My brain is so busy trying to sort through the useless six quarters of Calculus I stored in there in college that I forgot to buy dog food on my last four trips to town. I cannot pass a dementia test even though I know the questions, because they don’t let you use sticky notes. I have several elderly relatives, so I know how those tests work. They give you three words to remember--simple unrelated words. Then they ask you several fine print pages of questions, chit chat for a half hour or so, and then at the end they ask you to tell them the three words. Impossible! I don’t think the test giver could do it if he/she didn’t have the words written on her clipboard. If you don’t know the three words, you might have dementia. If you try to give them a synopsis of the overloaded brain theory, they just look at you like THEY have dementia, and then they smile and pat your hand and write something on their clipboard that looks like “Accompanied by wacky relative--possibly with dementia. Verify medical power of attorney.”

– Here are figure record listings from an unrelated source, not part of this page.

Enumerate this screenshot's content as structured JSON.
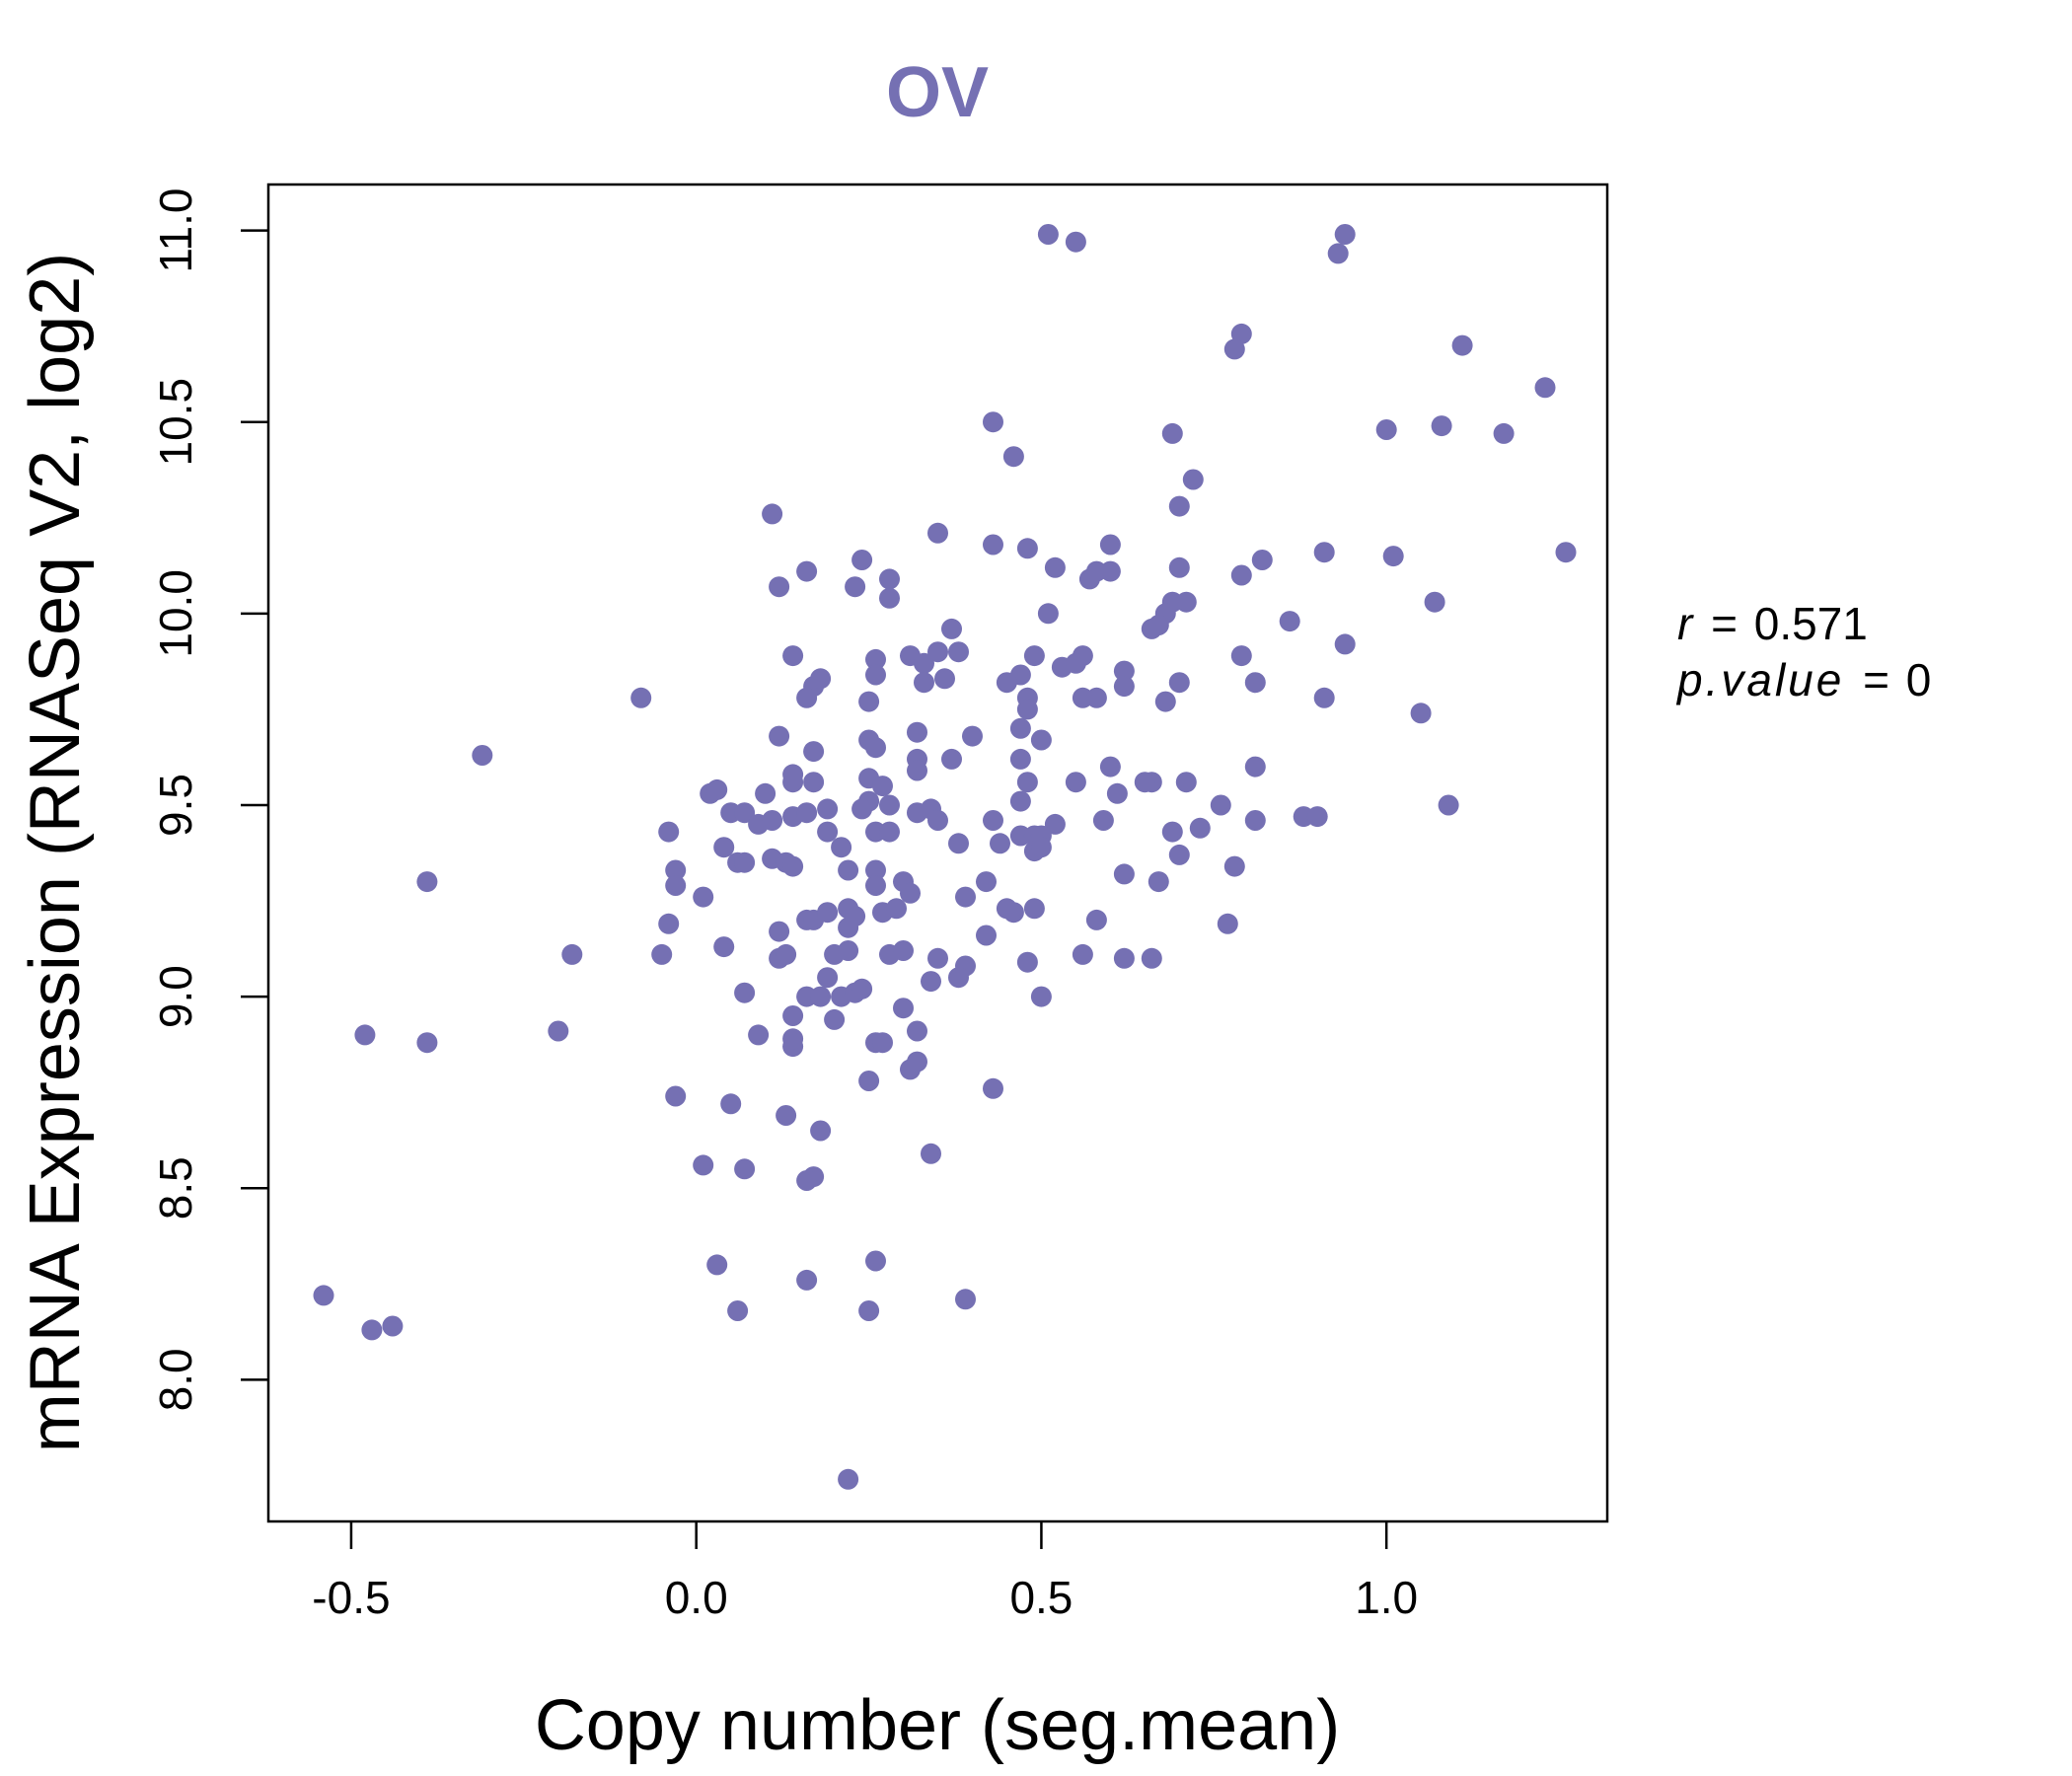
{
  "chart_data": {
    "type": "scatter",
    "title": "OV",
    "xlabel": "Copy number (seg.mean)",
    "ylabel": "mRNA Expression (RNASeq V2, log2)",
    "xlim": [
      -0.62,
      1.32
    ],
    "ylim": [
      7.63,
      11.12
    ],
    "xticks": [
      -0.5,
      0.0,
      0.5,
      1.0
    ],
    "xtick_labels": [
      "-0.5",
      "0.0",
      "0.5",
      "1.0"
    ],
    "yticks": [
      8.0,
      8.5,
      9.0,
      9.5,
      10.0,
      10.5,
      11.0
    ],
    "ytick_labels": [
      "8.0",
      "8.5",
      "9.0",
      "9.5",
      "10.0",
      "10.5",
      "11.0"
    ],
    "grid": false,
    "point_color": "#7570b3",
    "stats": {
      "r_label": "r",
      "r_value": "0.571",
      "p_label": "p.value",
      "p_value": "0"
    },
    "points": [
      [
        0.51,
        10.99
      ],
      [
        0.55,
        10.97
      ],
      [
        0.94,
        10.99
      ],
      [
        0.93,
        10.94
      ],
      [
        0.79,
        10.73
      ],
      [
        0.78,
        10.69
      ],
      [
        1.11,
        10.7
      ],
      [
        1.23,
        10.59
      ],
      [
        0.43,
        10.5
      ],
      [
        0.46,
        10.41
      ],
      [
        0.69,
        10.47
      ],
      [
        0.72,
        10.35
      ],
      [
        1.0,
        10.48
      ],
      [
        1.08,
        10.49
      ],
      [
        1.17,
        10.47
      ],
      [
        0.7,
        10.28
      ],
      [
        0.11,
        10.26
      ],
      [
        0.35,
        10.21
      ],
      [
        0.43,
        10.18
      ],
      [
        0.48,
        10.17
      ],
      [
        0.6,
        10.18
      ],
      [
        0.24,
        10.14
      ],
      [
        0.52,
        10.12
      ],
      [
        0.91,
        10.16
      ],
      [
        1.01,
        10.15
      ],
      [
        1.26,
        10.16
      ],
      [
        0.82,
        10.14
      ],
      [
        0.7,
        10.12
      ],
      [
        0.16,
        10.11
      ],
      [
        0.28,
        10.09
      ],
      [
        0.12,
        10.07
      ],
      [
        0.23,
        10.07
      ],
      [
        0.28,
        10.04
      ],
      [
        0.57,
        10.09
      ],
      [
        0.58,
        10.11
      ],
      [
        0.6,
        10.11
      ],
      [
        0.79,
        10.1
      ],
      [
        0.69,
        10.03
      ],
      [
        0.71,
        10.03
      ],
      [
        0.68,
        10.0
      ],
      [
        0.51,
        10.0
      ],
      [
        0.66,
        9.96
      ],
      [
        0.67,
        9.97
      ],
      [
        0.86,
        9.98
      ],
      [
        1.07,
        10.03
      ],
      [
        0.37,
        9.96
      ],
      [
        0.94,
        9.92
      ],
      [
        0.14,
        9.89
      ],
      [
        0.26,
        9.88
      ],
      [
        0.31,
        9.89
      ],
      [
        0.33,
        9.87
      ],
      [
        0.35,
        9.9
      ],
      [
        0.38,
        9.9
      ],
      [
        0.49,
        9.89
      ],
      [
        0.53,
        9.86
      ],
      [
        0.56,
        9.89
      ],
      [
        0.55,
        9.87
      ],
      [
        0.79,
        9.89
      ],
      [
        0.62,
        9.85
      ],
      [
        0.47,
        9.84
      ],
      [
        0.17,
        9.81
      ],
      [
        0.18,
        9.83
      ],
      [
        0.26,
        9.84
      ],
      [
        0.33,
        9.82
      ],
      [
        0.36,
        9.83
      ],
      [
        0.45,
        9.82
      ],
      [
        0.62,
        9.81
      ],
      [
        0.7,
        9.82
      ],
      [
        0.81,
        9.82
      ],
      [
        -0.08,
        9.78
      ],
      [
        0.16,
        9.78
      ],
      [
        0.25,
        9.77
      ],
      [
        0.48,
        9.78
      ],
      [
        0.56,
        9.78
      ],
      [
        0.58,
        9.78
      ],
      [
        0.68,
        9.77
      ],
      [
        0.91,
        9.78
      ],
      [
        0.48,
        9.75
      ],
      [
        0.47,
        9.7
      ],
      [
        1.05,
        9.74
      ],
      [
        0.12,
        9.68
      ],
      [
        0.32,
        9.69
      ],
      [
        0.4,
        9.68
      ],
      [
        0.17,
        9.64
      ],
      [
        0.25,
        9.67
      ],
      [
        0.26,
        9.65
      ],
      [
        0.5,
        9.67
      ],
      [
        0.32,
        9.62
      ],
      [
        0.37,
        9.62
      ],
      [
        0.47,
        9.62
      ],
      [
        0.32,
        9.59
      ],
      [
        0.6,
        9.6
      ],
      [
        0.81,
        9.6
      ],
      [
        -0.31,
        9.63
      ],
      [
        0.14,
        9.58
      ],
      [
        0.14,
        9.56
      ],
      [
        0.17,
        9.56
      ],
      [
        0.25,
        9.57
      ],
      [
        0.27,
        9.55
      ],
      [
        0.48,
        9.56
      ],
      [
        0.55,
        9.56
      ],
      [
        0.66,
        9.56
      ],
      [
        0.65,
        9.56
      ],
      [
        0.71,
        9.56
      ],
      [
        0.02,
        9.53
      ],
      [
        0.03,
        9.54
      ],
      [
        0.1,
        9.53
      ],
      [
        0.25,
        9.51
      ],
      [
        0.28,
        9.5
      ],
      [
        0.47,
        9.51
      ],
      [
        0.61,
        9.53
      ],
      [
        0.76,
        9.5
      ],
      [
        0.05,
        9.48
      ],
      [
        0.07,
        9.48
      ],
      [
        0.14,
        9.47
      ],
      [
        0.16,
        9.48
      ],
      [
        0.19,
        9.49
      ],
      [
        0.24,
        9.49
      ],
      [
        0.32,
        9.48
      ],
      [
        0.34,
        9.49
      ],
      [
        0.35,
        9.46
      ],
      [
        0.43,
        9.46
      ],
      [
        0.52,
        9.45
      ],
      [
        0.59,
        9.46
      ],
      [
        0.81,
        9.46
      ],
      [
        0.88,
        9.47
      ],
      [
        0.9,
        9.47
      ],
      [
        1.09,
        9.5
      ],
      [
        -0.04,
        9.43
      ],
      [
        0.09,
        9.45
      ],
      [
        0.11,
        9.46
      ],
      [
        0.19,
        9.43
      ],
      [
        0.26,
        9.43
      ],
      [
        0.28,
        9.43
      ],
      [
        0.47,
        9.42
      ],
      [
        0.49,
        9.42
      ],
      [
        0.5,
        9.42
      ],
      [
        0.69,
        9.43
      ],
      [
        0.73,
        9.44
      ],
      [
        0.04,
        9.39
      ],
      [
        0.06,
        9.35
      ],
      [
        0.07,
        9.35
      ],
      [
        0.11,
        9.36
      ],
      [
        0.13,
        9.35
      ],
      [
        0.14,
        9.34
      ],
      [
        0.21,
        9.39
      ],
      [
        0.26,
        9.33
      ],
      [
        0.38,
        9.4
      ],
      [
        0.44,
        9.4
      ],
      [
        0.49,
        9.38
      ],
      [
        0.5,
        9.39
      ],
      [
        0.7,
        9.37
      ],
      [
        -0.03,
        9.33
      ],
      [
        0.22,
        9.33
      ],
      [
        0.62,
        9.32
      ],
      [
        0.78,
        9.34
      ],
      [
        -0.39,
        9.3
      ],
      [
        -0.03,
        9.29
      ],
      [
        0.26,
        9.29
      ],
      [
        0.3,
        9.3
      ],
      [
        0.31,
        9.27
      ],
      [
        0.39,
        9.26
      ],
      [
        0.42,
        9.3
      ],
      [
        0.67,
        9.3
      ],
      [
        0.01,
        9.26
      ],
      [
        0.16,
        9.2
      ],
      [
        0.17,
        9.2
      ],
      [
        0.19,
        9.22
      ],
      [
        0.22,
        9.23
      ],
      [
        0.23,
        9.21
      ],
      [
        0.27,
        9.22
      ],
      [
        0.29,
        9.23
      ],
      [
        0.45,
        9.23
      ],
      [
        0.46,
        9.22
      ],
      [
        0.49,
        9.23
      ],
      [
        0.58,
        9.2
      ],
      [
        -0.04,
        9.19
      ],
      [
        0.12,
        9.17
      ],
      [
        0.22,
        9.18
      ],
      [
        0.42,
        9.16
      ],
      [
        0.77,
        9.19
      ],
      [
        -0.18,
        9.11
      ],
      [
        -0.05,
        9.11
      ],
      [
        0.04,
        9.13
      ],
      [
        0.12,
        9.1
      ],
      [
        0.13,
        9.11
      ],
      [
        0.2,
        9.11
      ],
      [
        0.22,
        9.12
      ],
      [
        0.28,
        9.11
      ],
      [
        0.3,
        9.12
      ],
      [
        0.35,
        9.1
      ],
      [
        0.48,
        9.09
      ],
      [
        0.56,
        9.11
      ],
      [
        0.62,
        9.1
      ],
      [
        0.66,
        9.1
      ],
      [
        0.19,
        9.05
      ],
      [
        0.39,
        9.08
      ],
      [
        0.38,
        9.05
      ],
      [
        0.07,
        9.01
      ],
      [
        0.16,
        9.0
      ],
      [
        0.18,
        9.0
      ],
      [
        0.21,
        9.0
      ],
      [
        0.23,
        9.01
      ],
      [
        0.24,
        9.02
      ],
      [
        0.34,
        9.04
      ],
      [
        0.5,
        9.0
      ],
      [
        0.3,
        8.97
      ],
      [
        0.14,
        8.95
      ],
      [
        0.2,
        8.94
      ],
      [
        0.09,
        8.9
      ],
      [
        -0.48,
        8.9
      ],
      [
        -0.39,
        8.88
      ],
      [
        -0.2,
        8.91
      ],
      [
        0.14,
        8.87
      ],
      [
        0.14,
        8.89
      ],
      [
        0.26,
        8.88
      ],
      [
        0.27,
        8.88
      ],
      [
        0.32,
        8.91
      ],
      [
        0.31,
        8.81
      ],
      [
        0.32,
        8.83
      ],
      [
        0.25,
        8.78
      ],
      [
        0.43,
        8.76
      ],
      [
        -0.03,
        8.74
      ],
      [
        0.05,
        8.72
      ],
      [
        0.13,
        8.69
      ],
      [
        0.18,
        8.65
      ],
      [
        0.34,
        8.59
      ],
      [
        0.01,
        8.56
      ],
      [
        0.07,
        8.55
      ],
      [
        0.17,
        8.53
      ],
      [
        0.16,
        8.52
      ],
      [
        0.03,
        8.3
      ],
      [
        0.26,
        8.31
      ],
      [
        0.16,
        8.26
      ],
      [
        0.39,
        8.21
      ],
      [
        -0.54,
        8.22
      ],
      [
        -0.44,
        8.14
      ],
      [
        -0.47,
        8.13
      ],
      [
        0.06,
        8.18
      ],
      [
        0.25,
        8.18
      ],
      [
        0.22,
        7.74
      ]
    ]
  }
}
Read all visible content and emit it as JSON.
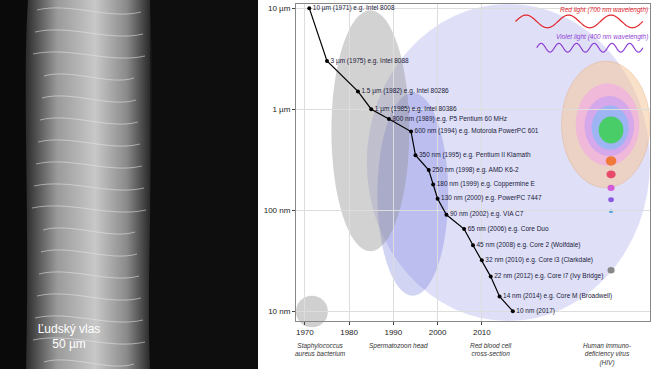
{
  "chart_data": {
    "type": "line",
    "x": [
      1971,
      1975,
      1982,
      1985,
      1989,
      1994,
      1995,
      1998,
      1999,
      2000,
      2002,
      2006,
      2008,
      2010,
      2012,
      2014,
      2017
    ],
    "values": [
      10000,
      3000,
      1500,
      1000,
      800,
      600,
      350,
      250,
      180,
      130,
      90,
      65,
      45,
      32,
      22,
      14,
      10
    ],
    "value_labels": [
      "10 µm (1971) e.g. Intel 8008",
      "3 µm (1975) e.g. Intel 8088",
      "1.5 µm (1982) e.g. Intel 80286",
      "1 µm (1985) e.g. Intel 80386",
      "800 nm (1989) e.g. P5 Pentium 60 MHz",
      "600 nm (1994) e.g. Motorola PowerPC 601",
      "350 nm (1995) e.g. Pentium II Klamath",
      "250 nm (1998) e.g. AMD K6-2",
      "180 nm (1999) e.g. Coppermine E",
      "130 nm (2000) e.g. PowerPC 7447",
      "90 nm (2002) e.g. VIA C7",
      "65 nm (2006) e.g. Core Duo",
      "45 nm (2008) e.g. Core 2 (Wolfdale)",
      "32 nm (2010) e.g. Core i3 (Clarkdale)",
      "22 nm (2012) e.g. Core i7 (Ivy Bridge)",
      "14 nm (2014) e.g. Core M (Broadwell)",
      "10 nm (2017)"
    ],
    "data_labels": true,
    "color": "#000000",
    "marker": "circle",
    "log": "y",
    "grid": true,
    "xlim": [
      1968,
      2048
    ],
    "xticks": [
      1970,
      1980,
      1990,
      2000,
      2010
    ],
    "ylim": [
      8,
      11000
    ],
    "yticks": [
      {
        "value": 10,
        "label": "10 nm"
      },
      {
        "value": 100,
        "label": "100 nm"
      },
      {
        "value": 1000,
        "label": "1 µm"
      },
      {
        "value": 10000,
        "label": "10 µm"
      }
    ],
    "annotations": [
      {
        "text": "Red light (700 nm wavelength)",
        "color": "#e3262d"
      },
      {
        "text": "Violet light (400 nm wavelength)",
        "color": "#8f3fd6"
      },
      {
        "text": "Staphylococcus aureus bacterium",
        "color": "#333333"
      },
      {
        "text": "Spermatozoon head",
        "color": "#333333"
      },
      {
        "text": "Red blood cell cross-section",
        "color": "#333333"
      },
      {
        "text": "Human immuno-deficiency virus (HIV)",
        "color": "#333333"
      }
    ]
  },
  "photo": {
    "caption": [
      "Ľudský vlas",
      "50 µm"
    ]
  }
}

I think there was a point to this column, but I lost my sticky note that told me what it was. Oh well, your brains are overloaded, so you probably wouldn’t have absorbed it anyway!
If your brain is overloaded, you might need some brain food in the form of beef! These are a few of my favorite beef crock pot recipes.
Crock Pot Lasagna
1 lb. burger, browned
1 med. onion, chopped
1 t. minced garlic
1 jar Ragu spaghetti sauce
16 oz. shredded Mozzarella cheese
12 oz. cottage cheese
1/2 C. grated Parmesan
12 oz. pkg. lasagna noodles
Brown burger with onion. Add in minced garlic and season with salt and pepper. Add spaghetti sauce. In another bowl, combine Mozzarella cheese, cottage cheese, and Parmesan. Spoon a layer of meat sauce into the slow cooker. Top with two layers of uncooked lasagna noodles broken to fit into the cooker. Top with cheese layer. Repeat the three layers twice more. Cook on low for 4 to 6 hours.
Slow Cooker Mushroom Roast
1 lbs. sliced fresh mushrooms
4 lbs. beef roast (chuck or cheap cuts work well)
1 envelope onion soup mix
12 oz. can of beer
Place mushrooms in bottom of the slow cooker. Top with roast. Sprinkle onion soup mix over top. Pour a can of beer on top. You may wish to season with a bit of pepper. Cook on low for 9 or 10 hours until beef is fork tender. Serve with mashed potatoes or noodles.
Mississippi Crock Pot Roast
3 to 4 lb. chuck roast
1/2 of twelve oz. jar pepperoncinis with juice
1/2 C. butter
1 packet Au Jus gravy mix
1 packet buttermilk Ranch dressing mix
salt and pepper to taste
Put roast in the crockpot and put all ingredients on top of it. Cook on low for about 8 hours until it is fork tender. Serve with potatoes or noodles or shred with a fork and serve in hoagie buns.